Yoongi se lavait. Quel bonheur, un peu de chaleur. Il aimait bien, le froid, quand même. Mais là, il voulait du chaud. Hop, petit nuage de vapeur. Le miroir, complètement couvert de buée. Petit, il écrivait dessus. Surtout sur la buée de la vitre de sa portière, dans la voiture de ses parents. Il dessinait des notes. Sa mère trouvait ça mignon.

Comment allait-elle, d'ailleurs, sa mère ? Quand est-ce qu'elle l'avait appelé pour la dernière fois ? C'était plutôt récent. Elle voulait lui dire quoi, déjà ? Ah oui, « papa a eu une promotion ». Yoongi était content pour son père. Il travaillait dur, son père, c'était mérité. Yoongi lui avait envoyé un petit message pour le féliciter. Simple, concis. C'était son truc, la concision. Pas de temps à perdre avec d'élégantes tournures. L'important, c'était l'information. Le monde allait vite, il fallait suivre.

Yoongi avait préféré tenter de le quitter.

Mais il ne l'avait pas fait, et maintenant il avait un garçon à peine plus jeune que lui étendu dans son lit. Drôle d'histoire. Est-ce que sa mère le croirait s'il le lui annonçait ? Peut-être pas. Sûrement pas. Ou peut-être que si. Elle savait que son fils était « un peu différent », comme elle disait à ses amies. Oui, il savait ce qu'elle disait à ses amies. C'était son petit frère qui avait tout cafté. Alors il était au courant.

Son frère aussi, ça faisait longtemps qu'il ne l'avait pas vu. Quel âge il avait, aujourd'hui ? Probablement plus jeune que Taehyung, mais pas de beaucoup. Un an ou deux.

Yoongi s'essuyait distraitement. En vérité, il faisait toujours tout distraitement. Il était toujours distrait. On appelait ça « être dans la lune ». Ah, si seulement ça pouvait être vrai. À quoi ça ressemblait, la lune ? Des cratères, pas de vie, froid, invivable.

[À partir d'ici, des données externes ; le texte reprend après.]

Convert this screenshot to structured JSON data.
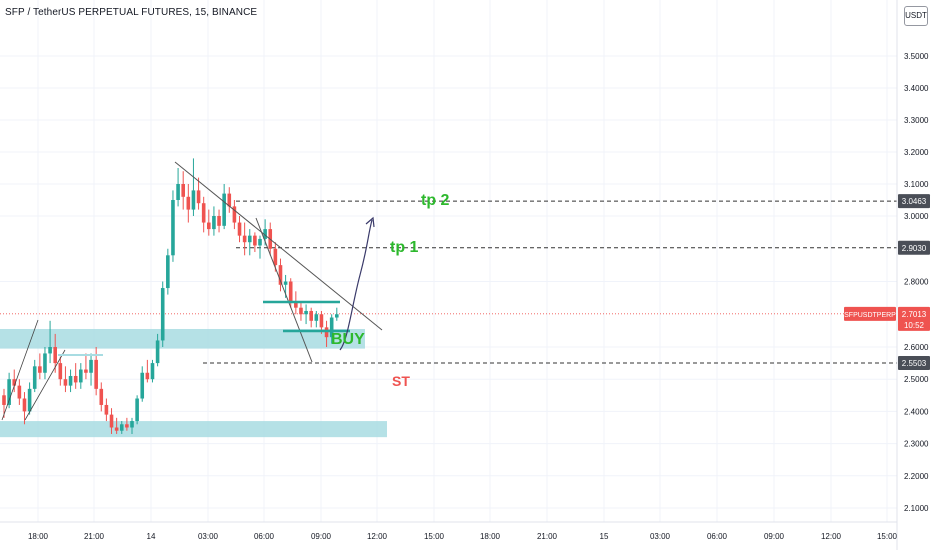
{
  "header": {
    "title": "SFP / TetherUS PERPETUAL FUTURES, 15, BINANCE",
    "currency": "USDT"
  },
  "colors": {
    "up": "#26a69a",
    "down": "#ef5350",
    "zone": "#a8dce2",
    "green_text": "#2db82d",
    "red_text": "#ef5350",
    "trendline": "#555555",
    "arrow": "#3a3a6a"
  },
  "chart_data": {
    "type": "candlestick",
    "symbol": "SFP / TetherUS PERPETUAL FUTURES",
    "interval": "15",
    "exchange": "BINANCE",
    "y_ticks": [
      "3.5000",
      "3.4000",
      "3.3000",
      "3.2000",
      "3.1000",
      "3.0000",
      "2.8000",
      "2.6000",
      "2.5000",
      "2.4000",
      "2.3000",
      "2.2000",
      "2.1000"
    ],
    "x_ticks": [
      "18:00",
      "21:00",
      "14",
      "03:00",
      "06:00",
      "09:00",
      "12:00",
      "15:00",
      "18:00",
      "21:00",
      "15",
      "03:00",
      "06:00",
      "09:00",
      "12:00",
      "15:00"
    ],
    "price_labels": [
      {
        "name": "tp2-level",
        "value": "3.0463",
        "num": 3.0463
      },
      {
        "name": "tp1-level",
        "value": "2.9030",
        "num": 2.903
      },
      {
        "name": "stop-level",
        "value": "2.5503",
        "num": 2.5503
      }
    ],
    "current": {
      "symbol": "SFPUSDTPERP",
      "price": "2.7013",
      "num": 2.7013,
      "countdown": "10:52"
    },
    "annotations": [
      {
        "name": "tp2-annotation",
        "text": "tp 2",
        "color": "green"
      },
      {
        "name": "tp1-annotation",
        "text": "tp 1",
        "color": "green"
      },
      {
        "name": "buy-annotation",
        "text": "BUY",
        "color": "green"
      },
      {
        "name": "stop-annotation",
        "text": "ST",
        "color": "red"
      }
    ],
    "zones": [
      {
        "name": "demand-zone-upper",
        "from": 2.595,
        "to": 2.655
      },
      {
        "name": "demand-zone-lower",
        "from": 2.32,
        "to": 2.37
      }
    ],
    "candles": [
      [
        2.45,
        2.47,
        2.38,
        2.42
      ],
      [
        2.42,
        2.52,
        2.41,
        2.5
      ],
      [
        2.5,
        2.53,
        2.46,
        2.48
      ],
      [
        2.48,
        2.5,
        2.42,
        2.44
      ],
      [
        2.44,
        2.46,
        2.36,
        2.4
      ],
      [
        2.4,
        2.49,
        2.39,
        2.47
      ],
      [
        2.47,
        2.56,
        2.46,
        2.54
      ],
      [
        2.54,
        2.58,
        2.5,
        2.52
      ],
      [
        2.52,
        2.6,
        2.5,
        2.58
      ],
      [
        2.58,
        2.68,
        2.55,
        2.6
      ],
      [
        2.6,
        2.64,
        2.52,
        2.55
      ],
      [
        2.55,
        2.57,
        2.48,
        2.5
      ],
      [
        2.5,
        2.54,
        2.46,
        2.48
      ],
      [
        2.48,
        2.53,
        2.46,
        2.51
      ],
      [
        2.51,
        2.55,
        2.47,
        2.49
      ],
      [
        2.49,
        2.55,
        2.47,
        2.53
      ],
      [
        2.53,
        2.58,
        2.5,
        2.52
      ],
      [
        2.52,
        2.58,
        2.48,
        2.56
      ],
      [
        2.56,
        2.6,
        2.45,
        2.47
      ],
      [
        2.47,
        2.49,
        2.4,
        2.42
      ],
      [
        2.42,
        2.44,
        2.37,
        2.39
      ],
      [
        2.39,
        2.41,
        2.33,
        2.35
      ],
      [
        2.35,
        2.38,
        2.33,
        2.34
      ],
      [
        2.34,
        2.37,
        2.33,
        2.36
      ],
      [
        2.36,
        2.38,
        2.34,
        2.35
      ],
      [
        2.35,
        2.38,
        2.33,
        2.37
      ],
      [
        2.37,
        2.45,
        2.36,
        2.44
      ],
      [
        2.44,
        2.54,
        2.43,
        2.52
      ],
      [
        2.52,
        2.56,
        2.49,
        2.5
      ],
      [
        2.5,
        2.56,
        2.49,
        2.55
      ],
      [
        2.55,
        2.64,
        2.54,
        2.62
      ],
      [
        2.62,
        2.8,
        2.6,
        2.78
      ],
      [
        2.78,
        2.9,
        2.76,
        2.88
      ],
      [
        2.88,
        3.08,
        2.86,
        3.05
      ],
      [
        3.05,
        3.15,
        3.03,
        3.1
      ],
      [
        3.1,
        3.14,
        3.02,
        3.06
      ],
      [
        3.06,
        3.1,
        2.98,
        3.02
      ],
      [
        3.02,
        3.18,
        3.0,
        3.08
      ],
      [
        3.08,
        3.12,
        3.02,
        3.04
      ],
      [
        3.04,
        3.06,
        2.95,
        2.98
      ],
      [
        2.98,
        3.02,
        2.94,
        2.96
      ],
      [
        2.96,
        3.03,
        2.94,
        3.0
      ],
      [
        3.0,
        3.02,
        2.95,
        2.97
      ],
      [
        2.97,
        3.1,
        2.96,
        3.07
      ],
      [
        3.07,
        3.09,
        3.01,
        3.03
      ],
      [
        3.03,
        3.05,
        2.96,
        2.98
      ],
      [
        2.98,
        3.0,
        2.92,
        2.94
      ],
      [
        2.94,
        2.98,
        2.88,
        2.92
      ],
      [
        2.92,
        2.96,
        2.88,
        2.94
      ],
      [
        2.94,
        2.95,
        2.89,
        2.91
      ],
      [
        2.91,
        2.94,
        2.87,
        2.93
      ],
      [
        2.93,
        2.99,
        2.91,
        2.96
      ],
      [
        2.96,
        2.98,
        2.88,
        2.9
      ],
      [
        2.9,
        2.92,
        2.83,
        2.85
      ],
      [
        2.85,
        2.87,
        2.77,
        2.79
      ],
      [
        2.79,
        2.82,
        2.75,
        2.8
      ],
      [
        2.8,
        2.81,
        2.72,
        2.74
      ],
      [
        2.74,
        2.77,
        2.7,
        2.72
      ],
      [
        2.72,
        2.74,
        2.68,
        2.7
      ],
      [
        2.7,
        2.73,
        2.67,
        2.71
      ],
      [
        2.71,
        2.72,
        2.66,
        2.68
      ],
      [
        2.68,
        2.71,
        2.66,
        2.7
      ],
      [
        2.7,
        2.71,
        2.64,
        2.66
      ],
      [
        2.66,
        2.68,
        2.6,
        2.63
      ],
      [
        2.63,
        2.7,
        2.61,
        2.69
      ],
      [
        2.69,
        2.72,
        2.68,
        2.7
      ]
    ]
  }
}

À part les cratères, c'était une bonne description de son appartement...

Yoongi enfila son pyjama. Sobre, comme lui. Il l'avait acheté trois ans auparavant. Vert, ça lui allait bien. Il aimait le vert. Un jour, son ancien petit ami lui avait confié que c'était sa couleur préférée parce que ça lui rappelait la nature, et que la nature lui rappelait l'espoir. Il avait trouvé le rapprochement sympa. Alors il aimait le vert.

Il revint à sa chambre. Taehyung était sur son portable. Des notifs, peut-être ? Le rappel de son calendrier, « être mort aujourd'hui » ? Oups, mauvaise blague. C'était mal, de rire de ça. Lui aussi, il avait failli y passer. Ce n'était pas pour autant qu'il avait acquis le droit d'en rire.

Taehyung reposa son téléphone. Éteint, sur la table de chevet. Bon. Yoongi jeta un coup d'œil à l'heure. À peine sept heures du matin. Ils allaient sans doute au moins dormir jusqu'à midi. Hum, c'était cool de se réveiller pour le déjeuner.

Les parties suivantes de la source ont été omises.